本考案による歯の矯正をシミュレートするための器具の概略平面図を示す。 図1上の一点鎖線AA´に沿った本考案による器具の断面図である。 本考案による歯の矯正をシミュレートするための器具においてチップ上のブラケットにワイヤーを通した状態を示す。 本考案の器具による垂直方向の矯正シミュレーションの例を示す説明図である。 本考案の器具による別の垂直方向の矯正シミュレーションの例を示す説明図である。 本考案の器具による別の垂直方向の矯正シミュレーションの例を示す説明図である。 本考案の器具による別の垂直方向の矯正シミュレーションの例を示す説明図である。 本考案の器具による平面上における矯正シミュレーションの例を示す説明図である。 本考案の器具による別の平面上における矯正シミュレーションの例を示す説明図である。 本考案の器具による別の平面上における矯正シミュレーションの例を示す説明図である。 本考案の器具による別の平面上における矯正シミュレーションの例を示す説明図である。
10 プレート
11,12 溝
13,14 第一のチップ
13a,14a ボルト
13b,14b,16b,18b,21b,22b,23b,24b ブラケット
13c,13d ワッシャ
15 曲線
16,18 第三のチップ
21〜24 第二のチップ
31,32 ワイヤー
31−4,31−5,31−6,31−7,32−8,32−9,32−10,32−11 点線
31−4a,31−5a,31−6a,31−7a 位置

Claims (5)

  1. 少なくとも二つの歯を表す第一のチップと、
    前記第一のチップと同数の互いに平行な線分状の溝を有するプレート
    を備えており、
    前記第一のチップはそれぞれ前記溝に半固定されており、前記溝に沿って移動可能であってかつ前記プレート上において回転可能であり、
    前記第一のチップにはそれぞれ金属製のワイヤーを接続することが可能なブラケットが取り付けられている、歯の矯正をシミュレートするための器具。
  2. 前歯を表す複数の第二のチップと、
    奥歯を表す少なくとも二つの第三のチップと、
    歯並びを表す曲線が描かれたプレート
    を備えており、
    前記第二のチップは前記プレート上に完全に固定されており、
    前記第三のチップは前記プレート上を移動及び回転することができるように半固定されており、
    前記第二のチップ及び前記第三のチップにはそれぞれ金属製のワイヤーを接続することが可能なブラケットが取り付けられている、歯の矯正をシミュレートするための器具。

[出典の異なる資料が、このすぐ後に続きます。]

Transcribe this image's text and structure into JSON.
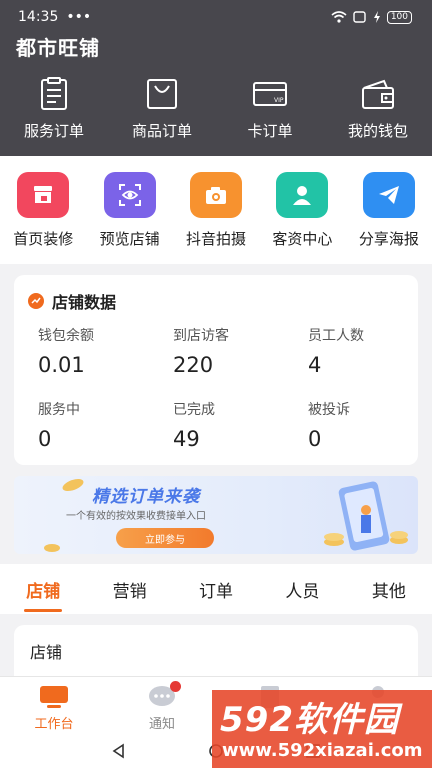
{
  "status": {
    "time": "14:35",
    "battery": "100"
  },
  "app_title": "都市旺铺",
  "quick_actions": [
    {
      "label": "服务订单",
      "icon": "clipboard-icon"
    },
    {
      "label": "商品订单",
      "icon": "shopping-bag-icon"
    },
    {
      "label": "卡订单",
      "icon": "vip-card-icon"
    },
    {
      "label": "我的钱包",
      "icon": "wallet-icon"
    }
  ],
  "features": [
    {
      "label": "首页装修",
      "icon": "storefront-icon",
      "color": "#f2475e"
    },
    {
      "label": "预览店铺",
      "icon": "eye-scan-icon",
      "color": "#7b63e8"
    },
    {
      "label": "抖音拍摄",
      "icon": "camera-icon",
      "color": "#f7922f"
    },
    {
      "label": "客资中心",
      "icon": "user-icon",
      "color": "#22c3a6"
    },
    {
      "label": "分享海报",
      "icon": "send-icon",
      "color": "#2f8ff2"
    }
  ],
  "store_data": {
    "title": "店铺数据",
    "stats": [
      {
        "label": "钱包余额",
        "value": "0.01"
      },
      {
        "label": "到店访客",
        "value": "220"
      },
      {
        "label": "员工人数",
        "value": "4"
      },
      {
        "label": "服务中",
        "value": "0"
      },
      {
        "label": "已完成",
        "value": "49"
      },
      {
        "label": "被投诉",
        "value": "0"
      }
    ]
  },
  "banner": {
    "title": "精选订单来袭",
    "subtitle": "一个有效的按效果收费接单入口",
    "button": "立即参与"
  },
  "tabs": [
    "店铺",
    "营销",
    "订单",
    "人员",
    "其他"
  ],
  "section_title": "店铺",
  "bottom_nav": [
    {
      "label": "工作台",
      "icon": "workbench-icon"
    },
    {
      "label": "通知",
      "icon": "chat-bubble-icon"
    },
    {
      "label": "",
      "icon": "list-icon"
    },
    {
      "label": "",
      "icon": "profile-icon"
    }
  ],
  "watermark": {
    "brand": "592软件园",
    "url": "www.592xiazai.com"
  },
  "colors": {
    "accent": "#f06a1e",
    "header": "#48474d"
  }
}
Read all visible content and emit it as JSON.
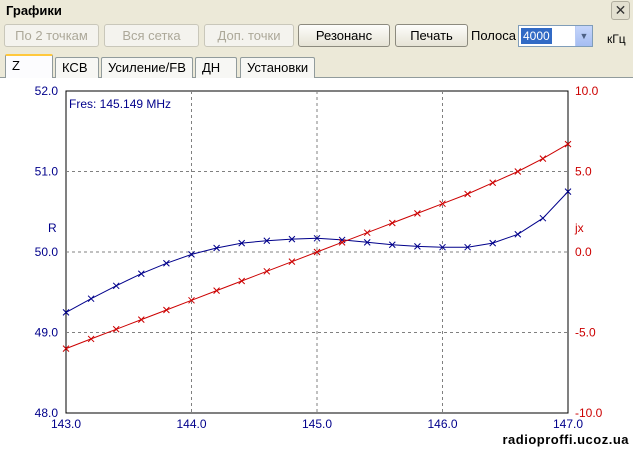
{
  "window": {
    "title": "Графики",
    "close_glyph": "✕"
  },
  "toolbar": {
    "btn_2points": "По 2 точкам",
    "btn_all_grid": "Вся сетка",
    "btn_extra_points": "Доп. точки",
    "btn_resonance": "Резонанс",
    "btn_print": "Печать",
    "band_label": "Полоса",
    "band_value": "4000",
    "band_unit": "кГц"
  },
  "tabs": [
    {
      "label": "Z",
      "active": true
    },
    {
      "label": "КСВ",
      "active": false
    },
    {
      "label": "Усиление/FB",
      "active": false
    },
    {
      "label": "ДН",
      "active": false
    },
    {
      "label": "Установки",
      "active": false
    }
  ],
  "watermark": "radioproffi.ucoz.ua",
  "chart_data": {
    "type": "line",
    "annotation": "Fres: 145.149 MHz",
    "left_axis_label": "R",
    "right_axis_label": "jx",
    "xlim": [
      143.0,
      147.0
    ],
    "x_ticks": [
      "143.0",
      "144.0",
      "145.0",
      "146.0",
      "147.0"
    ],
    "left_ylim": [
      48.0,
      52.0
    ],
    "left_ticks": [
      "48.0",
      "49.0",
      "50.0",
      "51.0",
      "52.0"
    ],
    "right_ylim": [
      -10.0,
      10.0
    ],
    "right_ticks": [
      "-10.0",
      "-5.0",
      "0.0",
      "5.0",
      "10.0"
    ],
    "grid": true,
    "colors": {
      "R": "#00008b",
      "jx": "#cc0000",
      "left_axis": "#00008b",
      "right_axis": "#cc0000"
    },
    "x": [
      143.0,
      143.2,
      143.4,
      143.6,
      143.8,
      144.0,
      144.2,
      144.4,
      144.6,
      144.8,
      145.0,
      145.2,
      145.4,
      145.6,
      145.8,
      146.0,
      146.2,
      146.4,
      146.6,
      146.8,
      147.0
    ],
    "series": [
      {
        "name": "R",
        "axis": "left",
        "values": [
          49.25,
          49.42,
          49.58,
          49.73,
          49.86,
          49.97,
          50.05,
          50.11,
          50.14,
          50.16,
          50.17,
          50.15,
          50.12,
          50.09,
          50.07,
          50.06,
          50.06,
          50.11,
          50.22,
          50.42,
          50.75
        ]
      },
      {
        "name": "jx",
        "axis": "right",
        "values": [
          -6.0,
          -5.4,
          -4.8,
          -4.2,
          -3.6,
          -3.0,
          -2.4,
          -1.8,
          -1.2,
          -0.6,
          0.0,
          0.6,
          1.2,
          1.8,
          2.4,
          3.0,
          3.6,
          4.3,
          5.0,
          5.8,
          6.7
        ]
      }
    ]
  }
}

  3. 少なくとも二つの歯の垂直方向の位置を表す第一のチップと、
    平面上の前歯の位置を表す複数の第二のチップと、
    平面上の前歯の位置を表す少なくとも二つの第三のチップと、
    前記第一のチップと同数の互いに平行な線分状の溝を有し、平面上の歯並びを表す曲線が描かれたプレート
    を備えており、
    前記第一のチップはそれぞれ前記溝に半固定されており、前記溝に沿って移動可能であってかつ前記プレート上において回転可能であり、
    前記第二のチップは前記プレート上に完全に固定されており、
    前記第三のチップは前記プレート上を移動及び回転することができるように半固定されており、
    前記第一のチップ、前記第二のチップ及び前記第三のチップにはそれぞれ金属製のワイヤーを接続することが可能なブラケットが取り付けられている、歯の矯正をシミュレートするための器具。
  4. 前記第一のチップと同数のボルトとナットをさらに備えており、
    前記第一のチップがそれぞれ前記ボルトと前記ナットにより前記溝に半固定されている、請求項1又は3に記載の歯の矯正をシミュレートするための器具。
  5. 前記プレートが金属製であって前記第三のチップには磁石がさらに取り付けられていることにより、前記プレートへの前記第三のチップの半固定を実現する、請求項2乃至4のいずれかに記載の歯の矯正をシミュレートするための器具。